Card and menu selections from each type can adjust the feel of the game for more interaction or to appeal to larger player counts. For example, there’s now a Spoon card that allows players to request a card from other player hands. There are also risky propositions with Eel and Tofu cards, which require players to have specific numbers of cards or earn a penalty. Additional desserts have been added and a distribution tweak that has more of these end-of-the-game cards rolling in each round makes these post-meal bonuses work better.

Sushi Go Party

The Final Word on Sushi Go Party

Like Sushi Go, Sushi Go Party plays quickly and it doesn’t take any longer to play with eight than it does with the original five player limit. In fact, the new edition even has improved rules to play the game well with only two players. My wife and I tried the new two-player version and it worked quite well. While it isn’t a game that I’d expect to transition so well (even the wondrous 7 Wonders is MUCH better as 7 Wonders: Duel than in in the two-player variant of the original), Walker-Harding has come up with a good way to handle things when you want Sushi For Two.
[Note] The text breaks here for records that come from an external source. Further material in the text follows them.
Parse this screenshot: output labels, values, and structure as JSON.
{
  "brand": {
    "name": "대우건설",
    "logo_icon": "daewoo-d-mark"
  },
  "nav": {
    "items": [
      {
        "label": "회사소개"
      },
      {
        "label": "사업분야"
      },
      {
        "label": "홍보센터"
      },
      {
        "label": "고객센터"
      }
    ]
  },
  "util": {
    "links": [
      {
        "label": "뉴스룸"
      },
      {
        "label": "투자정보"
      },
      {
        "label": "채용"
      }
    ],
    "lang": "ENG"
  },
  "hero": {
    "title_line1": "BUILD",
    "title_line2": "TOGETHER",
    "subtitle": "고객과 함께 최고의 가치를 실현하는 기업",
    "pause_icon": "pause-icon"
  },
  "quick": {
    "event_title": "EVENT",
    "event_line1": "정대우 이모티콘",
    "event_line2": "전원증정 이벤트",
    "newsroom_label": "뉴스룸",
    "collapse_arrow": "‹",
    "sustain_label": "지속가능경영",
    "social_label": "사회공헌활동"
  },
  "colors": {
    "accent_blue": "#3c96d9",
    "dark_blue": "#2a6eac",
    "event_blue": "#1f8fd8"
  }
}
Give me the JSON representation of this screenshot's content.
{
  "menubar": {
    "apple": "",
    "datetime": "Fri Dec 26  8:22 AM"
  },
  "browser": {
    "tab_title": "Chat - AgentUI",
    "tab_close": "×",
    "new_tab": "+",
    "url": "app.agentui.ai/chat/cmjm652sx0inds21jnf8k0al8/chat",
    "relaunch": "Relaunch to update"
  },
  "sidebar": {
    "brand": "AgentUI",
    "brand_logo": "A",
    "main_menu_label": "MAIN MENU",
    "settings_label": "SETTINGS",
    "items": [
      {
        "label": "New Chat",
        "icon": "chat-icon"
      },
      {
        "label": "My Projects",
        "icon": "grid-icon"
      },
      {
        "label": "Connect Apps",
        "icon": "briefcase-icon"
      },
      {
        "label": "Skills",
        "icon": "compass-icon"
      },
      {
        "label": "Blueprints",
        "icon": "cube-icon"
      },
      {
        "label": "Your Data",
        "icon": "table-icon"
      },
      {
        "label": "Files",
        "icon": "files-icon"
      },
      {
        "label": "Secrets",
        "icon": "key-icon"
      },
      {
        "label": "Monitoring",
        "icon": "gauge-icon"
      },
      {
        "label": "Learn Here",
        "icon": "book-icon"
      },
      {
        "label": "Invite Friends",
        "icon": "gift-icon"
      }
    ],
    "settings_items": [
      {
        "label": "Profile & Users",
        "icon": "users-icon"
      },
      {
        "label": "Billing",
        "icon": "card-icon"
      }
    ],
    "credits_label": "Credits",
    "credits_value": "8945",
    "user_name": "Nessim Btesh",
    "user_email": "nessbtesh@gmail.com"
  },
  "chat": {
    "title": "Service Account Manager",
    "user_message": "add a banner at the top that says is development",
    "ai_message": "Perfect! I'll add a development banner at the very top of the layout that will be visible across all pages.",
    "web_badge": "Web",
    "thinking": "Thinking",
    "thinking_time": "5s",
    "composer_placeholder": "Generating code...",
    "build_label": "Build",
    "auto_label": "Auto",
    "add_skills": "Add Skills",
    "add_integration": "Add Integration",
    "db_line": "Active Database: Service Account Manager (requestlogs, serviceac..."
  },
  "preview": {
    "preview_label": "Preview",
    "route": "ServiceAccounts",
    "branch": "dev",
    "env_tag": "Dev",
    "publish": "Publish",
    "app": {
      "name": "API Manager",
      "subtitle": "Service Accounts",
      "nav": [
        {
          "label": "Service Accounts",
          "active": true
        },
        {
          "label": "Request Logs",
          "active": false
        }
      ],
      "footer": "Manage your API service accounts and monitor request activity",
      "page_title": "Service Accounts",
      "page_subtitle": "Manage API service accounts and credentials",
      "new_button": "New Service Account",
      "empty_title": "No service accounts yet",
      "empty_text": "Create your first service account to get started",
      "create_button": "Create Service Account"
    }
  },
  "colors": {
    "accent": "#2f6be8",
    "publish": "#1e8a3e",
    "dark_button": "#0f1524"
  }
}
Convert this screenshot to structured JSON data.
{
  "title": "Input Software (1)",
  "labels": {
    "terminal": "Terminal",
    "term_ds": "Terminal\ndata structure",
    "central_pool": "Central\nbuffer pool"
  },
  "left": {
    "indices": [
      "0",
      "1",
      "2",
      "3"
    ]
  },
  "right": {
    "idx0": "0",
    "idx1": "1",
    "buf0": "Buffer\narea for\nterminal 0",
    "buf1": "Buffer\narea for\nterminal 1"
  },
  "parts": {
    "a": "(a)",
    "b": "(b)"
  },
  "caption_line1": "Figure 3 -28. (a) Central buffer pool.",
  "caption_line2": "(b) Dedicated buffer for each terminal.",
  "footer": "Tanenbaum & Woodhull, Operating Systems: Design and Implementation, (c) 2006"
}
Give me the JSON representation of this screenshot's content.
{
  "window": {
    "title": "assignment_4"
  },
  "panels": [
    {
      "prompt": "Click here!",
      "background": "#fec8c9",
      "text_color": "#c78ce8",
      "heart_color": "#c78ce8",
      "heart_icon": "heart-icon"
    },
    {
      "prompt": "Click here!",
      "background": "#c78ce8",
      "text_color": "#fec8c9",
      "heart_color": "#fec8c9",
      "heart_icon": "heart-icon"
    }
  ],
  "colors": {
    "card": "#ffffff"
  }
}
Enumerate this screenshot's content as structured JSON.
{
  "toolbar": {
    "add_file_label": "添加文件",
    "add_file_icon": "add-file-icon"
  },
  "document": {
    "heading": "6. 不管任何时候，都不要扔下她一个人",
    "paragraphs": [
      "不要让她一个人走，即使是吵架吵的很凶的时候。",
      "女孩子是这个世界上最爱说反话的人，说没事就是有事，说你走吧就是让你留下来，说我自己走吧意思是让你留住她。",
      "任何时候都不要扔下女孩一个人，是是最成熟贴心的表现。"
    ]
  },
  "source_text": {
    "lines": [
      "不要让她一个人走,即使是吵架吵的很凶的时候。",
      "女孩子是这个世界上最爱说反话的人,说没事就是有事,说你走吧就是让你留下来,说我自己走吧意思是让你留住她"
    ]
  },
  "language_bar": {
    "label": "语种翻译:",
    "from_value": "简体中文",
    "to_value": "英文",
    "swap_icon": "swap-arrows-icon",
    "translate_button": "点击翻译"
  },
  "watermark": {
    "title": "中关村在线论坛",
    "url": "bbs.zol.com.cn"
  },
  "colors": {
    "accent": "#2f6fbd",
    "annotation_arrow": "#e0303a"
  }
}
Sushi Go Party is an ideal upgrade to the original and an instant buy for fans of the game. Everyone who plays it with us says they want to buy it. The game is now on our must-include board game list for travel and big game parties. The US edition is out from Gamewright and you can see previews of many of the new cards on the designer’s Twitter feed.

Boardgame Babylon Rating for Sushi Go Party

BIN (Buy It Now) PIN (Play It Now) TIF (Try It First) NMT (Not My Thing)

Disclosure: Copy provided by the publisher for independent review.